For those of you familiar with Ottawa, you know that one of our shelter signs has the wording, ``Serving the homeless since 1906.'' That description is a telling one of what we have not been able to achieve in this country in over 100 years. I hope we do not see that sign 100 years from now, still ``Serving the homeless since 1906'' for 200 years. We need to question why Canada has not made stronger progress on addressing an issue of fundamental human rights, the right to income security.

It is true that the incidence of poverty in Canada has diminished in recent years. By incidence of poverty, I mean the percentage of people living at or below the poverty lines in Canada. We do not have formal poverty lines and there is a question about why we do not have formal poverty lines established, but we have figures provided annually by Statistics Canada. We know that the percentage of people living at or below those poverty lines, and they are rigid, has dropped, but the depth of poverty experienced by people in poverty is very much there. Powerful metrics of that are the number of food banks in Canada, which continue to rise year by year. There are 673 of them, after the first one was founded in Edmonton in 1981.

We also have an estimated 150,000 to 300,000 absolutely homeless people living in shelters and on the streets. We encounter them here in Ottawa, of course, close to Parliament Hill, and in all the major urban centres across the country.

All this poverty takes place within an ongoing growth economy, a massively growing economy. Canada now has the ninth largest economy in the world.

Deep questions need to be asked. Why does poverty remain pervasive despite all the efforts since 1906 and before? Despite all these efforts, we still have the problem of poverty in this country, in a massively growing economy and a wealthy country.

Parallel to the issue of poverty is the growing issue of income insecurity. Again, I think it is important to keep this issue in context. There is a growing gap in incomes and wealth. Data from the Canadian Labour Congress and the Canadian Centre for Policy Alternatives, CCPA, show that the highest paid chief executive officers in the country earn in 13 hours what a minimum wage worker earns in an entire year. That discrepancy is tremendous.

Powerful information from the CCPA on what they call the growing gap shows the ongoing spread in incomes and wealth between the highest earning and the lowest earning Canadians. I have some figures, which I cannot distribute because they are not published yet, but they illustrate this incredible spread. If we divide the country into deciles, that is 10-per-cent increments of the population, in 1984 the lowest decile had a median wealth of minus $2,100. By 2005, 21 years later, their wealth had decreased even further to minus $9,600. The top 10 per cent of Canadians in terms of wealth in 1984 had a median wealth of $535,000. That figure had almost doubled by 2005 to nearly $1.2 million.

We have this incredible growing gap. The bottom three deciles are sliding in terms of their wealth accumulation. They are losing wealth. The middle three to four deciles are more or less stagnant. Only the top two or three deciles see an increase, but particularly the top 10 per cent. This gap is becoming a defining issue for this country. If we pride ourselves on equality, equity and opportunity for all, we need to address this growing gap issue as well as the poverty issue.

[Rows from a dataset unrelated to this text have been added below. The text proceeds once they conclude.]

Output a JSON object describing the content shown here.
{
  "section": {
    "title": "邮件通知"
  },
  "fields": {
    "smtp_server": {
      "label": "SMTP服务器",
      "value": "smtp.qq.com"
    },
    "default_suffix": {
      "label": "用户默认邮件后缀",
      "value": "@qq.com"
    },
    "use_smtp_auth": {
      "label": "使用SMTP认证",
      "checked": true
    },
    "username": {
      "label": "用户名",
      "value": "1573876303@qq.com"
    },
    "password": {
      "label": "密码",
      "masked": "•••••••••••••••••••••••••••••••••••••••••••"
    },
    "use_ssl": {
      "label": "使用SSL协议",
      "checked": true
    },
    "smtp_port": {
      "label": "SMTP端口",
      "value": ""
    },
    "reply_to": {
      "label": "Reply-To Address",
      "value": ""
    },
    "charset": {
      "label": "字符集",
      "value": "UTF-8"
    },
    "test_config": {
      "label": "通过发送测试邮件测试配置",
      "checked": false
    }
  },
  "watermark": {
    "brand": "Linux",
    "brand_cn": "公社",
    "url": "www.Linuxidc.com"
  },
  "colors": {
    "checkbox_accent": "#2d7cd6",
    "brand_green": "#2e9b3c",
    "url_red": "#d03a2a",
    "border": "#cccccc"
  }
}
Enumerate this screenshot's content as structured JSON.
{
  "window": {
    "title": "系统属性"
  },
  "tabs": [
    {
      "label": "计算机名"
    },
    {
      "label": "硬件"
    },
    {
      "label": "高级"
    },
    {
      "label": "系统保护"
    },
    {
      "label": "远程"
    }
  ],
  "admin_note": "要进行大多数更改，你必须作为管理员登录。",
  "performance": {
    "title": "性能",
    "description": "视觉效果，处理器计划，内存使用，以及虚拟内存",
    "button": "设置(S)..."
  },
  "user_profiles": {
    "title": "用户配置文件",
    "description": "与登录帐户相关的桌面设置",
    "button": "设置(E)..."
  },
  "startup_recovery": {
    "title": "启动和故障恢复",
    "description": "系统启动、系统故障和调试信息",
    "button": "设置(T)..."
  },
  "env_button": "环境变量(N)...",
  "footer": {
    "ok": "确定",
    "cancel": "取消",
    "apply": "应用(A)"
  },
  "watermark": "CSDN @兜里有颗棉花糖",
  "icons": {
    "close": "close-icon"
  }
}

I wanted to frame that issue because the working income tax benefit was pretty much the only new initiative that the current government announced in the last budget to try to address some of the concerns that low-income Canadians have. As I go into more detail, it becomes clear that the measure is inadequate. It is barely a baby step and it also sidetracks to some extent other things we need to do to improve on income security.

The Chair: Thank you both for your comments.

First, Mr. Friesen, from the agricultural side of things and knowing New Brunswick, many farmers are also woodlot owners. You know that the state of the forest industry is serious. You indicated the livestock industry is in a bit of a downturn and the forest industry is also in a serious downturn at the present time.

How do you see that downturn in the forestry industry impacting on those farmers? I suspect in other areas as well as New Brunswick, farmers are also woodlot owners and also involved in the forest industry.

Mr. Friesen: That is a good point, and I was speaking to a woodlot owner a couple of weeks ago in Nova Scotia. Woodlot owners in Quebec have expressed concern as well.

That issue, though, has not come up around our table and so our member organization from New Brunswick has not pushed that issue around our table, nor has Quebec, where it is brought up from time to time. However, given the discussion I had a couple of weeks ago, it is something that I believe we need to look into.

The Chair: I hope you will, because many farmers depend on the woodlot to supplement their farming of livestock or grain. These activities go hand in hand and if one suffers so terribly, then the entire operation suffers.

Mr. Friesen: That point is an excellent one. One thing that is always preached when one sector does not do well, and one thing that people find easy to say is, ``Well, you need to diversify.'' The gentleman I talked to in Nova Scotia had a large farrow-to-finish hog operation, and had recently depopulated it entirely because of the crisis in livestock. As a woodlot owner, he was depending for future income on his woodlot. Diversification does not help unless all the sectors are strong.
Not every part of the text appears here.